1.14.2006

Josh Corey has been conducting an interesting improv on the differing time-effects in prose fiction & poetry. He suggests that good fiction involves an experience of "time-forgetting", whereas poetry always brings us up short with its focus on the fine grain of speech and language, the music of performance.

I've written some on this topic here at various times. What has struck me is that, while good storytelling does encourage us to lose ourselves in the story & forget time, nevertheless fiction tends to make time a theme of the story, so that the experience of reading it is double-edged : we lose ourselves (& time) in stories which describe the effects of time's power. The Odyssey and In Search of Lost Time are, I guess, the prime examples.

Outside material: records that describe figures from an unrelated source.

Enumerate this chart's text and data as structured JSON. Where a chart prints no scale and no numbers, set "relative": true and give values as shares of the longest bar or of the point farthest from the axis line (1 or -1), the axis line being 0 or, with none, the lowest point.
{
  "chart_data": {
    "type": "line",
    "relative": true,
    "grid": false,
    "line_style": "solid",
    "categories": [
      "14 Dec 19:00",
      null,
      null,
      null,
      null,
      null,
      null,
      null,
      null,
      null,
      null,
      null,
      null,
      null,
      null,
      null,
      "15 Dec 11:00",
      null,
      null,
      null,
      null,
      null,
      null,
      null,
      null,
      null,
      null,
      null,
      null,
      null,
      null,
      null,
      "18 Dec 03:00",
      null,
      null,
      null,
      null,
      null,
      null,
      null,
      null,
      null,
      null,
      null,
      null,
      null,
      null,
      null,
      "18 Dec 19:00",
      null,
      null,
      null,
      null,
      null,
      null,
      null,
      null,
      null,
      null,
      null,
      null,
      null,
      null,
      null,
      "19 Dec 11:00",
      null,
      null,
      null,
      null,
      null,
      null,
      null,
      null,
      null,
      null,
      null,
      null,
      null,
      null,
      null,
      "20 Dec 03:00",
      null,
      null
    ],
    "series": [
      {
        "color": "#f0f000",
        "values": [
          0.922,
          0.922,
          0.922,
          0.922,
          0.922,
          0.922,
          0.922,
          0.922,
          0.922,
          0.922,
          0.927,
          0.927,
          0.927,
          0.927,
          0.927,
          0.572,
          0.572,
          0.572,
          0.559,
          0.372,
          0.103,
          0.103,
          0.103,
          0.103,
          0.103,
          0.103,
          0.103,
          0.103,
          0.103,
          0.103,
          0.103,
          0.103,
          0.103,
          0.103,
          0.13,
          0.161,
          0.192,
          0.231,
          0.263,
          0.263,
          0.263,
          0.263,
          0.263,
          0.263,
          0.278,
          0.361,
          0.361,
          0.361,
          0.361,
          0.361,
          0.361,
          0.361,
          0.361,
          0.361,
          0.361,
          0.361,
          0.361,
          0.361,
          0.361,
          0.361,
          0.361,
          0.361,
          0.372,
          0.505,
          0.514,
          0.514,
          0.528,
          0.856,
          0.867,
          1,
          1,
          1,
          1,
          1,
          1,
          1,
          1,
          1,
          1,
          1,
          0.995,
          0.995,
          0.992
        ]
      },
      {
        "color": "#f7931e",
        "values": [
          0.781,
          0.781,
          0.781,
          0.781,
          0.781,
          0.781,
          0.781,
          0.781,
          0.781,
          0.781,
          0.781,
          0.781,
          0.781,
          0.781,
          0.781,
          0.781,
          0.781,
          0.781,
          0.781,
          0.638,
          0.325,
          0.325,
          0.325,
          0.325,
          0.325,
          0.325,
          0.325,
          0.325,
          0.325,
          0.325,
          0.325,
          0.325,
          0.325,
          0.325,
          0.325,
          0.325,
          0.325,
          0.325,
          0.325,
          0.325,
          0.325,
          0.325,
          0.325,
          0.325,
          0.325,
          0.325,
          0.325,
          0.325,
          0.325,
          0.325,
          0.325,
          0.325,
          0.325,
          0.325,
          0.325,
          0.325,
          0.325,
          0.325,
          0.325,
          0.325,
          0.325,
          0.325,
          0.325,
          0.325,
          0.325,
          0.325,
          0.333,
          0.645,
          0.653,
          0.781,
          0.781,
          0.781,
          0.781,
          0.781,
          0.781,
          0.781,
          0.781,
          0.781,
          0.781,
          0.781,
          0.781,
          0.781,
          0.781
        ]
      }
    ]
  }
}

Poetry, on the other hand, does not simply intensify our experience of time : poetry changes the basic character of that experience. Prose may demolish our awareness of time; poetry seems to demolish time's very objectivity (as sequential, historical, impersonal phenomenon). Poetic time is a kind of performed Now, in which language spirals back reflexively on itself - and in the process, reshapes perception, knowledge, the sense of self and others.

I think it's worthwhile to emphasize these distinctions between the time-effects of prose fiction and poetry. And to repeat that the experience of a pleroma or a fulness of NOW (containing pasts and futures) - the recapturing and transmuting of past into present, chaos into order - is a theme of major narratives. Thus a notion of poetry is implicit or encrypted in the substance of fiction.